Growing up, I never visualized myself ever becoming a father. I always dreamed of finding a beautiful woman and spending the rest of my life with her. And that was it. Like the fairy tales, my thing ended at the Happily Ever After. I could never imagine growing up.

The process of becoming a father is changing this. I now worry about someone other than myself. I now wonder what the best school will be, or if home schooling may be a better option (I've always thought that school is a colossal waste of time and potential). I now think of what books I should be reading out to the kid and when is a good time to introduce him / her to Atlas Shrugged and The Fountainhead. I now think of which musical instrument will he or she want to play and what sport will be best for him or her. I now think of what should be on the playlist and what cartoons will he or she love watching.
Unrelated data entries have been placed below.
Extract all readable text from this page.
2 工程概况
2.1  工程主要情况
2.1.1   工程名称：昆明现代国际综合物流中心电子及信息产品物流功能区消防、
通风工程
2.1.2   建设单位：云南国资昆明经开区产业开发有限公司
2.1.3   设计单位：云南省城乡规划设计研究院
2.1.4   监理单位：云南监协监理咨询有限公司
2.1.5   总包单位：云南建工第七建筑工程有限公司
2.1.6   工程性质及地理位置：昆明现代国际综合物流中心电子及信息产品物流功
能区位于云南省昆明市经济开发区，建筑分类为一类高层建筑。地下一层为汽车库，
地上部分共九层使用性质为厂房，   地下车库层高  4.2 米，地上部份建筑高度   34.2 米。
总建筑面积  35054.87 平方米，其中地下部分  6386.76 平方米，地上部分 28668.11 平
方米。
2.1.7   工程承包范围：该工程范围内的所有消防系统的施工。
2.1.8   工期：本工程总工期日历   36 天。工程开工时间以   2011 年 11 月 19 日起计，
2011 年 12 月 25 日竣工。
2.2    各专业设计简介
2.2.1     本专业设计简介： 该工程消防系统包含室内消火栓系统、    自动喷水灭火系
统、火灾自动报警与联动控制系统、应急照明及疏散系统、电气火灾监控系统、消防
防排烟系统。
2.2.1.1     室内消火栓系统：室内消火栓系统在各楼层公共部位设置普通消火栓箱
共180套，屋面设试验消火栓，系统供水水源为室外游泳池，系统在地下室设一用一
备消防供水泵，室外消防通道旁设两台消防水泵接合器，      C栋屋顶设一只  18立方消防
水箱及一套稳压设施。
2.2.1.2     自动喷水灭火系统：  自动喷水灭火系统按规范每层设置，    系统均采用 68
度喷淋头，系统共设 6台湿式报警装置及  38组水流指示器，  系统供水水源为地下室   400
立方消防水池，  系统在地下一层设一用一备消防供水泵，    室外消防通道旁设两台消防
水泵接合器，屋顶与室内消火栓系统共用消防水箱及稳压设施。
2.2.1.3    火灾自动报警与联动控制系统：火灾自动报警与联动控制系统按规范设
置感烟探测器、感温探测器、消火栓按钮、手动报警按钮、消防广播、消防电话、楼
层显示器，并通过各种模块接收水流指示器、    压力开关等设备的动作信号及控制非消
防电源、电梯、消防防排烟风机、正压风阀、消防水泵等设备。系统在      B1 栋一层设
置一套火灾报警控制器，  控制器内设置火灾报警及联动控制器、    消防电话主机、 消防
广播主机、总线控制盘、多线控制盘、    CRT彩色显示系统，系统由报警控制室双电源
I can now imagine my child holding my finger while learning to navigate this big bad world, I can see him or her clinging on to my leg when scared, I can see him or her giving me a warm hug on graduation day, and I can see him or her crying inconsolably at my pyre.

The thing about bringing a child in this world is that one is creating possibilities; possibilities that one never thought existed; both for the child and for those raising that child. While I shape the future of my child, try my best to equip him or her in his or her pursuit of happiness and purpose, the child will do the same for me.

I can't wait for my baby to be here. He / she has an amazing set of people waiting to take care of him / her. The Possimpible is waiting to happen.

Wait, where did that grey hair come from? This is f***ing not happening to me!